Berlin Philharmonic Opens Its Season
Kirill Petrenko Compels
By: Susan Hall - Aug 31, 2025
The Berlin Philharmonic launched its 2025–26 season with a program that set Schumann, Zimmermann, and Brahms in conversation across a century of musical upheaval. Under Kirill Petrenko’s direction, the evening unfolded less like a sequence of works than a drama in three acts.
Clara Schumann once wrote of her husband’s overtures: “The idea of writing overtures to the most beautiful tragedies filled him with such enthusiasm that his genius is again boiling over with music.” Her words could have been a description for the performance of Manfred.
Petrenko opened the prologue briskly before driving the orchestra upward into Byron’s Alpine landscapes. The Maestro has observed that the Bernese mountain of Schumann's work is the very mountain on which Brahms would compose.
Flutes and clarinets flickered with color, brass cut through with sharp accents, and timpani punctuated the score with steady powerful beats. The orchestra gave a sense of torment never fully resolved—a tragedy left open-ended.
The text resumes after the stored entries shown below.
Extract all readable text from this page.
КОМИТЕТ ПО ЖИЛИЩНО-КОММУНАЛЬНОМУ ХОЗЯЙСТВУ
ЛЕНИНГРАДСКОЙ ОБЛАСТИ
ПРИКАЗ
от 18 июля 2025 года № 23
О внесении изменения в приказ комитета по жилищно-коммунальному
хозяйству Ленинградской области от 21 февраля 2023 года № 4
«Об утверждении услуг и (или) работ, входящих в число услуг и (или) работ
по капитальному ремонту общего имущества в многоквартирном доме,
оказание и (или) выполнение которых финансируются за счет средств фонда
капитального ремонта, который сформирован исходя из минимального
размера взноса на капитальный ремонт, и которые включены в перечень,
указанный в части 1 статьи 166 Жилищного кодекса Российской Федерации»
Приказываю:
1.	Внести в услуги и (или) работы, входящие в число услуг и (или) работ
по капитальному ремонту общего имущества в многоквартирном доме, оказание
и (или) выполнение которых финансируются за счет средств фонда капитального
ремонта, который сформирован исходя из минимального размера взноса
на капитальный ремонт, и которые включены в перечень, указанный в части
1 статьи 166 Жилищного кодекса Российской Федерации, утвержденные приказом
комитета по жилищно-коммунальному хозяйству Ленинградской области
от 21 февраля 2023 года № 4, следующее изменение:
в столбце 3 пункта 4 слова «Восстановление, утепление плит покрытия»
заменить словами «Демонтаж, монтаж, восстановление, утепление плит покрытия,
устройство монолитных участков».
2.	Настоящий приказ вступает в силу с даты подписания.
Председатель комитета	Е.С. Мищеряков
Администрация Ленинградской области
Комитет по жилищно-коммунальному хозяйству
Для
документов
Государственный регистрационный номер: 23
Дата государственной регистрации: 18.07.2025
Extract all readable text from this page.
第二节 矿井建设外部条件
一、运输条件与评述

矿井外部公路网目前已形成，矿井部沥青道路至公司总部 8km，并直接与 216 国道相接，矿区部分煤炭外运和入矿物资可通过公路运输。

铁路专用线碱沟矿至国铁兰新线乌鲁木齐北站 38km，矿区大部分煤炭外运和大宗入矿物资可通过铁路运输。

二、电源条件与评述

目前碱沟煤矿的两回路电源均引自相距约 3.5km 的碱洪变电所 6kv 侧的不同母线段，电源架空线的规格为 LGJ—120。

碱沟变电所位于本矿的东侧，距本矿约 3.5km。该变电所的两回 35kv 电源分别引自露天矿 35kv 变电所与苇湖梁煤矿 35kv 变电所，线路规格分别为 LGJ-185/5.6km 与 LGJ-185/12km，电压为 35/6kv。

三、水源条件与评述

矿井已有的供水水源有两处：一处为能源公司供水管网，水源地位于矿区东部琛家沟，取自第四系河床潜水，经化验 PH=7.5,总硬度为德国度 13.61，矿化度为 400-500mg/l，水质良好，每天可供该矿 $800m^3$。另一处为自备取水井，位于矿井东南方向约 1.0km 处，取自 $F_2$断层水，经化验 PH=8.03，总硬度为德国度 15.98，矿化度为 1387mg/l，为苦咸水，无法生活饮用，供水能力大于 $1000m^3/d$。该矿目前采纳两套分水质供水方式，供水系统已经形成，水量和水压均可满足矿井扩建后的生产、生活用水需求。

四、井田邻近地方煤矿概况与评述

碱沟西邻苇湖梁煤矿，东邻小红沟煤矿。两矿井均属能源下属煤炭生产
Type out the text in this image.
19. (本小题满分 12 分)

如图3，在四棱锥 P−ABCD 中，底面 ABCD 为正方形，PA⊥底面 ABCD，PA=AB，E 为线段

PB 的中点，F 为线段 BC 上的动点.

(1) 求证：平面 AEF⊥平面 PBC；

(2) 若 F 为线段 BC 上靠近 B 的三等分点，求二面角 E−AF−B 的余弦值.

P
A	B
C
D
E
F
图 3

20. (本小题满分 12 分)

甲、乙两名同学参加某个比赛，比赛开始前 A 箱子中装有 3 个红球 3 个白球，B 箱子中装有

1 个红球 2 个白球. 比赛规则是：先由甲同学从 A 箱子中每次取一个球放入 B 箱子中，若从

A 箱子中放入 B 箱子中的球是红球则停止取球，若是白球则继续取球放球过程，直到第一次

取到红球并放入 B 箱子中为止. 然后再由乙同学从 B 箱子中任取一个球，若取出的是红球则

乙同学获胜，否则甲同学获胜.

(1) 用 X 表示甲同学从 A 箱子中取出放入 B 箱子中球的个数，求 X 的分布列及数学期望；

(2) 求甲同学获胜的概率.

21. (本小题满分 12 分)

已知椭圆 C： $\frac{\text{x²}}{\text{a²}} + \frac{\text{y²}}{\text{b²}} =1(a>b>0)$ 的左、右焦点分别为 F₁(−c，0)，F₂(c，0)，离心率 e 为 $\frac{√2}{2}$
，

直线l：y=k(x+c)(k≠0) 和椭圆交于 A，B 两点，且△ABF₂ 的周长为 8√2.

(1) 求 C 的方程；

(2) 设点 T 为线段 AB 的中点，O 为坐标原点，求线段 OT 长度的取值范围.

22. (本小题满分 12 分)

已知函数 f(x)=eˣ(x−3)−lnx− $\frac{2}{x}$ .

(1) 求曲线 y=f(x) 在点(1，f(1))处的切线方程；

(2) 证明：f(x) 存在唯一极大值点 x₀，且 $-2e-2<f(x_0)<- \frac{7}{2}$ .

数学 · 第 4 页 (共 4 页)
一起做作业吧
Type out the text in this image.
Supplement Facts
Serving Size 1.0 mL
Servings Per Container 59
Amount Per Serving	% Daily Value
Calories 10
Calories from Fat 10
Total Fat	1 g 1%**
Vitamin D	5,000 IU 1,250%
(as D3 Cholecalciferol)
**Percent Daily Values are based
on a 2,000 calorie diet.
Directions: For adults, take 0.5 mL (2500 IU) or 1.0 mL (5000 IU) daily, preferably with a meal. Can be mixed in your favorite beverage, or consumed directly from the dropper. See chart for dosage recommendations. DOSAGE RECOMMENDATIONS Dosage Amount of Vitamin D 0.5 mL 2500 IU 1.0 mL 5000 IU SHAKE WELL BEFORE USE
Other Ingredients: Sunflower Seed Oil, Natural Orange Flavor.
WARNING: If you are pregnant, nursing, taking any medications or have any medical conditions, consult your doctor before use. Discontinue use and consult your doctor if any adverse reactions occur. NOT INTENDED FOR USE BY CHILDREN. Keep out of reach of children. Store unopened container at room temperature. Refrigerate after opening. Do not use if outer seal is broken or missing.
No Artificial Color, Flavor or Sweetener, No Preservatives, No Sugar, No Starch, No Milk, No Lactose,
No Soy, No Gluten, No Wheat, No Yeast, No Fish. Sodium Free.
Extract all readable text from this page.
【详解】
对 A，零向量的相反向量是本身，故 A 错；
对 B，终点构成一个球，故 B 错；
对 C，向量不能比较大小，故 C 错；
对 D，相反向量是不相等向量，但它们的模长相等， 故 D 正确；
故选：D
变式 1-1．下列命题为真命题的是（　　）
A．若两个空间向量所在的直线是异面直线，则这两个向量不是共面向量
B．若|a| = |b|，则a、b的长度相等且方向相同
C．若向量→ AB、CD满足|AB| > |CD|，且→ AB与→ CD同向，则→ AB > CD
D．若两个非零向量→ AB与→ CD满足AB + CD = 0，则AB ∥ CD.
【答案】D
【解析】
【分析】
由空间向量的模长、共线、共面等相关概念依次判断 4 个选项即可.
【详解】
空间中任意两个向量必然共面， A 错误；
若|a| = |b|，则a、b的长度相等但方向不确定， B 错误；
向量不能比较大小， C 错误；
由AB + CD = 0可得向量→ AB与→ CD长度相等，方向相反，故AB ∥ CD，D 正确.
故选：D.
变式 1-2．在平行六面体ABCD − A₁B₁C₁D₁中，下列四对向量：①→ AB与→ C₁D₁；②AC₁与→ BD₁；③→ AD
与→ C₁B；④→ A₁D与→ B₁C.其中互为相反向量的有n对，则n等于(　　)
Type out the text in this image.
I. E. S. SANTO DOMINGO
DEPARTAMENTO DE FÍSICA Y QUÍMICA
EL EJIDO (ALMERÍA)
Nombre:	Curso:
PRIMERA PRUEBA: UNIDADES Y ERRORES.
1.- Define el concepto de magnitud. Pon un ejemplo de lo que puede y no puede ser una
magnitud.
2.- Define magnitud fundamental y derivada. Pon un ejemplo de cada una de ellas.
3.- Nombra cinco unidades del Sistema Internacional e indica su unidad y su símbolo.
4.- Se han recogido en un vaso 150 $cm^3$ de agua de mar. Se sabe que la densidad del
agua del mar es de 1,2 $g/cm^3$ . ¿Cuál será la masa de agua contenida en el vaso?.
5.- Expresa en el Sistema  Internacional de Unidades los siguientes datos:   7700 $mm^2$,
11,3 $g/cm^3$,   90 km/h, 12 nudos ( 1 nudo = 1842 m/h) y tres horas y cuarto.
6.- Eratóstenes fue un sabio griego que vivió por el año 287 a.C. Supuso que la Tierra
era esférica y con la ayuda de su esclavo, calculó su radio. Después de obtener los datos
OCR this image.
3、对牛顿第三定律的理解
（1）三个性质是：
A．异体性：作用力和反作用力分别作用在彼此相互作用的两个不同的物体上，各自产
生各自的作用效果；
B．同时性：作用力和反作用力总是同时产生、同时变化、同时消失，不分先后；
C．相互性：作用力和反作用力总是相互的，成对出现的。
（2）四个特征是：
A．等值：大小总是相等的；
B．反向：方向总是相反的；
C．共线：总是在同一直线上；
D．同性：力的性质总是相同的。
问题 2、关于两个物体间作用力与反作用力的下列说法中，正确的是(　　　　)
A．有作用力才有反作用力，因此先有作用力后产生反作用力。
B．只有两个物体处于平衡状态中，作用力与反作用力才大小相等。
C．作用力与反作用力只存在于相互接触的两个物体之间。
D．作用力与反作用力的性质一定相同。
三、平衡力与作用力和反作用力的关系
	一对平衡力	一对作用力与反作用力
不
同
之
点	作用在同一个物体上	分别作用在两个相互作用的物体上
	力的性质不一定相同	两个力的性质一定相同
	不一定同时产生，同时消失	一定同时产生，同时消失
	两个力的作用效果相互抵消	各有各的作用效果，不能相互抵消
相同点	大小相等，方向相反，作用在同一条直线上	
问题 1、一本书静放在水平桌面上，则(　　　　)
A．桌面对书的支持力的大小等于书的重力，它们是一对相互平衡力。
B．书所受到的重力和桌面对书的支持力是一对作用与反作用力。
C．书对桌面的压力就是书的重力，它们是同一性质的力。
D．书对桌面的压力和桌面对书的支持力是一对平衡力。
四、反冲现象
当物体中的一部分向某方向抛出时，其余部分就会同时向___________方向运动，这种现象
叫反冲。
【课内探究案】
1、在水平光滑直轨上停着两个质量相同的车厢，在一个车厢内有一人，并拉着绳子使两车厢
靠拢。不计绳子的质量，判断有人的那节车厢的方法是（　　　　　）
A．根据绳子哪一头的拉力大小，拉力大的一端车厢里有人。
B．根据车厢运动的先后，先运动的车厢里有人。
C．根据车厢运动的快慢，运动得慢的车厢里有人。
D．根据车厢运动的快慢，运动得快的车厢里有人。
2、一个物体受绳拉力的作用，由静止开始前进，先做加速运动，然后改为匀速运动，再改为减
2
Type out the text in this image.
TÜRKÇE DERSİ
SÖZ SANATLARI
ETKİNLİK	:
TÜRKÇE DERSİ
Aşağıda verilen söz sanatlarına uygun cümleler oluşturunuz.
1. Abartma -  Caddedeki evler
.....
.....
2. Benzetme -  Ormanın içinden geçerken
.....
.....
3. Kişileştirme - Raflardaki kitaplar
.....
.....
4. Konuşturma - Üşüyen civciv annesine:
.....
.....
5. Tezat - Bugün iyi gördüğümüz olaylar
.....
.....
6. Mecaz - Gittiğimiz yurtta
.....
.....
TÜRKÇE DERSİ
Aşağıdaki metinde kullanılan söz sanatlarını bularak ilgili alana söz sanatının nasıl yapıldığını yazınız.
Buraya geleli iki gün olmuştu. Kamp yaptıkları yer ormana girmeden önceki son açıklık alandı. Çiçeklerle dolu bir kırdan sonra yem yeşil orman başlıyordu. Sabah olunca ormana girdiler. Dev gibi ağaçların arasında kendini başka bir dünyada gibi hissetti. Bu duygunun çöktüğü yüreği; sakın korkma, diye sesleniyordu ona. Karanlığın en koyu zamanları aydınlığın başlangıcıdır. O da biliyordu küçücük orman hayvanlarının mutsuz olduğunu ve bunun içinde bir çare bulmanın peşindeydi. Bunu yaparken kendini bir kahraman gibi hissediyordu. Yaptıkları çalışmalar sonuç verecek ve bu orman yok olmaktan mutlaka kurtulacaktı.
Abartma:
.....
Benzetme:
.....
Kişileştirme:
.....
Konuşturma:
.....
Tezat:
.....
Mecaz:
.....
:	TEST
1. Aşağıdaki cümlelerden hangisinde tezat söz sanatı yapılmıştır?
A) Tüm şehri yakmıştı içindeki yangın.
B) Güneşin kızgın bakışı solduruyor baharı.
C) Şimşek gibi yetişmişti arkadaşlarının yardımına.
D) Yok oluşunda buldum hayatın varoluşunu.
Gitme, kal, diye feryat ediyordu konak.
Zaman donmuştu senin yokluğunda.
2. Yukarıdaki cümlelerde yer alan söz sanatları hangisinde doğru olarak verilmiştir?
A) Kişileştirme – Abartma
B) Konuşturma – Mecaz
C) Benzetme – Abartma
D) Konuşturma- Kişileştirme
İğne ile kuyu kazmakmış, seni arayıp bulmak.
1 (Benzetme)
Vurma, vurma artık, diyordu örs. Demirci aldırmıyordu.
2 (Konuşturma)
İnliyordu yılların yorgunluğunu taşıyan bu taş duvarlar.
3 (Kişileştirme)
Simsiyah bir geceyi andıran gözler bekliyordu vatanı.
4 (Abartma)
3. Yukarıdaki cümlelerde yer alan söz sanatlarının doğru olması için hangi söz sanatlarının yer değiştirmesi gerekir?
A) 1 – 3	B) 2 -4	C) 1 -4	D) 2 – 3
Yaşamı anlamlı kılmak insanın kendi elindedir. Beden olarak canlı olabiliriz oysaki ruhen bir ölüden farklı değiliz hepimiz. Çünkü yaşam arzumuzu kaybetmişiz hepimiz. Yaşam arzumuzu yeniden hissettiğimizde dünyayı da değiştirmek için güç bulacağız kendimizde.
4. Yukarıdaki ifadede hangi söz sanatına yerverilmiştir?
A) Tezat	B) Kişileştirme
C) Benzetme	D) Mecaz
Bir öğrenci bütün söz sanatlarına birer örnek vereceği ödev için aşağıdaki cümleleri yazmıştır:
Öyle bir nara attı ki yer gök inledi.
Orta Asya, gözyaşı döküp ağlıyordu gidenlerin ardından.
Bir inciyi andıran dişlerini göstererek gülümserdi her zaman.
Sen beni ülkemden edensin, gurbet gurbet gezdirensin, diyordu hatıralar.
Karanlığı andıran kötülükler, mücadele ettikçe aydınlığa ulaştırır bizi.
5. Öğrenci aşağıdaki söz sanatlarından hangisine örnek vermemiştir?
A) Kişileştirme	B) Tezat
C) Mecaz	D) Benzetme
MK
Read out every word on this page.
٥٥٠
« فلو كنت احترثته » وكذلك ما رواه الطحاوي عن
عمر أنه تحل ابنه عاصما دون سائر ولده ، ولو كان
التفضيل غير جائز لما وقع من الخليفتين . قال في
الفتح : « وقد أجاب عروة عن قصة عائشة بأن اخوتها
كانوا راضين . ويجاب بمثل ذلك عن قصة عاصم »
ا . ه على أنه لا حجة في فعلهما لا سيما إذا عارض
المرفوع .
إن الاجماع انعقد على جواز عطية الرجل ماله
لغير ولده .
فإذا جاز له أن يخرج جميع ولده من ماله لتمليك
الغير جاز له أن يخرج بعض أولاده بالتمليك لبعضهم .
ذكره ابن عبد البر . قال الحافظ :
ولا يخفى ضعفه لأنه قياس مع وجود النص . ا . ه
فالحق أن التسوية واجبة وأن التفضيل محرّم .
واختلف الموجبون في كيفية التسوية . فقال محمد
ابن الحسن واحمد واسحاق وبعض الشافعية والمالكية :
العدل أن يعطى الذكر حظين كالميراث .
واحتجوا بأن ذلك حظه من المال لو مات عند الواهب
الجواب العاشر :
That tension found its echo later in the Brahms First Symphony. Like Schumann, Brahms now revealed in his music an inner torment. The work’s initial phrases move up and down, tearing open musical wounds. Yet where Schumann sinks into resignation, Brahms claws his way toward a burst of joy and triumph. Petrenko took the Brahms at a brisk pace, but it never felt hurried.
Hearing the two works in one evening,it was hard not to imagine the young Brahms, who once received an overture from Schumann “to accept with love,” wrestling for two decades with the shadow of Beethoven hovering over him before finally shaping his own monumental First symphony. Petrenko’s reading leaned into that struggle: surging, tidal phrases that split open to reveal moments of clarity and warmth, the timpani ever ready to drive forward.
Between these two well-known composers came Zimmermann’s kaleidoscopic score, a concerto for Oboe, a whirlwind of fragments and collisions. This was the second time Mayer and Petrenko had collaborated on the Concerto, the first over two decades ago.
From the turbulent sound-world, Albrecht Mayer’s oboe emerged again and again with its bright, clear tones cutting through the din like a voice of reason amid chaos. Mayer played Bach for his encore,beautiful moments that reminded us of modern music’s foundation.
What made the evening compelling was Petrenko’s ability to balance sweep with detail. He sculpted great arcs of sound while letting individual lines bubble up and recede, inexorably sweeping and swelling.
Leonard Bernstein once suggested that Brahms, having settled in Vienna and grown his formidable beard, finally felt safe enough to reveal his true self. That same sense of exposure lingered in this concert: music as confession, sometimes anguished, sometimes radiant, but always human.